Tegaskan Ketahanan Pangan Fondasi Pertahanan Nasional
JAKARTA – Direktur Utama PTPN I (Persero), Abdul Rivai Ras, meluncurkan buku berjudul Pangan dalam Aspek Pertahanan Negara di Jakarta, Sabtu (1/8/2026). Peluncuran yang dirangkaikan dengan Tasyakuran dan Doa Bersama Swasembada Pangan Indonesia PTPN I itu menjadi penegasan bahwa isu pangan kini bukan lagi sekadar persoalan produksi, melainkan bagian dari strategi menjaga kedaulatan dan pertahanan bangsa.
Buku tersebut mengupas keterkaitan erat antara ketahanan pangan dengan ketahanan nasional di tengah tantangan global seperti perubahan iklim, konflik geopolitik, gangguan rantai pasok, hingga fluktuasi harga komoditas dunia.
Abdul Rivai Ras, doktor Ilmu Politik spesialis Pertahanan Negara dari Universitas Indonesia, mengatakan gagasan dalam buku itu telah lama disusunnya sejak bertugas di sejumlah lembaga negara yang berkaitan dengan isu pertahanan.

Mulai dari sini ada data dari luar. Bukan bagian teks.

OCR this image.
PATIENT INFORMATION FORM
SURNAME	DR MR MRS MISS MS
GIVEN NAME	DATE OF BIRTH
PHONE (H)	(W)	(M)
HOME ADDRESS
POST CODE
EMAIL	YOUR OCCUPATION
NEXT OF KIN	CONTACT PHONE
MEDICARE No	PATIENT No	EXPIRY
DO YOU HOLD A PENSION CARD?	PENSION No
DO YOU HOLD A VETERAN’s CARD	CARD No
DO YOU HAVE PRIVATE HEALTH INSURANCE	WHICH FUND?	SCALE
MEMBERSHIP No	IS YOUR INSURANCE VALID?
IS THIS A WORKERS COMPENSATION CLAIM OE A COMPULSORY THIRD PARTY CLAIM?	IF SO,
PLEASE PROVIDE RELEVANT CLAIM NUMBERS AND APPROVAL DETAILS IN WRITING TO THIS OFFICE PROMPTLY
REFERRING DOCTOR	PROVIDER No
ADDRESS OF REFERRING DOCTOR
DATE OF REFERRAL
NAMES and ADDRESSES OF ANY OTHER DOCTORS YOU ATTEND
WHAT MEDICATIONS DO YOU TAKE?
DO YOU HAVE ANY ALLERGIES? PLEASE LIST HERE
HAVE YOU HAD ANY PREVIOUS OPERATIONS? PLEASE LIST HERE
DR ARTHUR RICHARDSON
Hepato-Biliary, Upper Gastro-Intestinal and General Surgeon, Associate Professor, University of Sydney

“Salah satu pilar utama ketahanan nasional adalah pangan. Ini selaras dengan keyakinan Presiden Prabowo bahwa tidak ada kemerdekaan tanpa kemandirian pangan. Ketika saya mendapat amanah di PTPN I, saya semakin mendalami aspek ini karena memiliki keterkaitan yang sangat erat dengan kemandirian bangsa,” ujarnya.
Menurutnya, pangan kini telah menjadi instrumen strategis yang menentukan daya tahan negara, sehingga penguatan sektor pangan harus dipandang sebagai investasi bagi pertahanan nasional.
“Pangan tidak lagi dapat dipandang hanya sebagai sektor produksi dan distribusi. Dalam perkembangan global saat ini, pangan telah menjadi isu strategis yang menentukan daya tahan sebuah negara. Karena itu, memperkuat ketahanan pangan berarti turut memperkuat fondasi pertahanan nasional,” tegasnya.
Dalam buku tersebut, Abdul Rivai Ras menawarkan pendekatan komprehensif untuk membangun sistem pangan nasional yang tangguh melalui penguatan produksi, industri, teknologi, inovasi, distribusi, serta kolaborasi lintas sektor. Ia menilai keberhasilan Indonesia kembali mencapai swasembada pangan menjadi momentum yang harus dijaga melalui pembangunan ekosistem pangan dari hulu hingga hilir.
Peluncuran buku mendapat apresiasi dari Menteri Koordinator Bidang Pangan yang diwakili Sekretaris Kemenko Pangan, Dr. Kasan. Menurutnya, buku tersebut menghadirkan perspektif baru mengenai pentingnya membangun sistem pangan sebagai agenda strategis nasional.
“Ketahanan pangan merupakan agenda strategis nasional yang membutuhkan orkestrasi lintas sektor. Pembangunan sistem pangan tidak cukup hanya meningkatkan produksi, tetapi juga harus diperkuat melalui industri, distribusi, inovasi teknologi, digitalisasi, penguatan kelembagaan, serta partisipasi masyarakat,” kata Dr. Kasan.
Ia juga mengapresiasi kontribusi PTPN I yang tidak hanya berperan sebagai perusahaan agribisnis negara, tetapi juga menghadirkan pemikiran strategis bagi pembangunan nasional.
Sebagai BUMN agribisnis, PTPN I terus mendukung agenda swasembada pangan melalui pengelolaan komoditas strategis seperti tebu, teh, kopi, kakao, karet, tembakau, dan kelapa sawit. Transformasi bisnis yang dilakukan diarahkan untuk meningkatkan produktivitas, keberlanjutan, dan nilai tambah sektor pertanian nasional.
Bagi Abdul Rivai Ras, tantangan pangan ke depan akan semakin kompleks. Karena itu, kolaborasi antara pemerintah, dunia usaha, akademisi, lembaga riset, TNI, Polri, dan masyarakat menjadi kunci dalam menjaga ketahanan pangan sekaligus memperkuat kedaulatan Indonesia. (*).